All these PLM benefits are magnified when the RFID tag is actually embedded into the device at the time of manufacture. In such a scenario, a ruggedized RFID tag specifically designed for the purpose is literally built into the device--often embedded in the plastic, rubber, or metal of which the device is made. This renders the RFID tag invisible and indelible. A label or external tag can be removed, scratched, or replaced. With embedded RFID, not only is there no way to remove, deface, or modify the tag, the tag can be properly situated for optimal functionality and removing the necessity of human intervention and verification of suitability for use. This is critically important when the stakes are as high as they are in the world of medical devices.
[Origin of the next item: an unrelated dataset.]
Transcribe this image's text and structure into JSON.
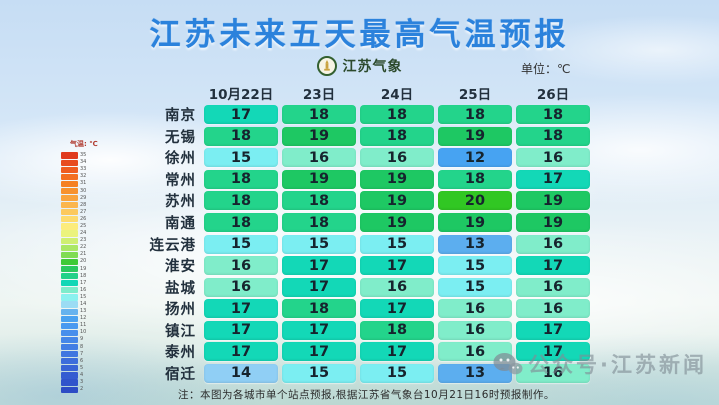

If RFID is going to be used for life cycle management, embedding an application specific tag at the factory is the best option.  A tag designed for the instrument ensures its performance and durability match the requirements of the device's use case and life cycle.  It also enables the tag to be hidden, does not impair the device's functionality or aesthetics, and is protected from tampering.

Conclusion

Ensuring patient safety is the utmost priority for all those in the medical device use chain. Medical device manufacturers have a particular opportunity to help solve this vexing problem. By embedding RFID technology directly into products and consumables, manufacturers can make gray-market and counterfeit devices essentially unusable, enforce proper sterilization techniques and PM, and remove noncompliant devices from use immediately. While RFID is by no means the final answer to patient safety, it is a crucial step in the right direction.

Dr. Robert Oberle founded Vizinex RFID in 2000 and presently serves as chief technology officer and as a member of its board of directors.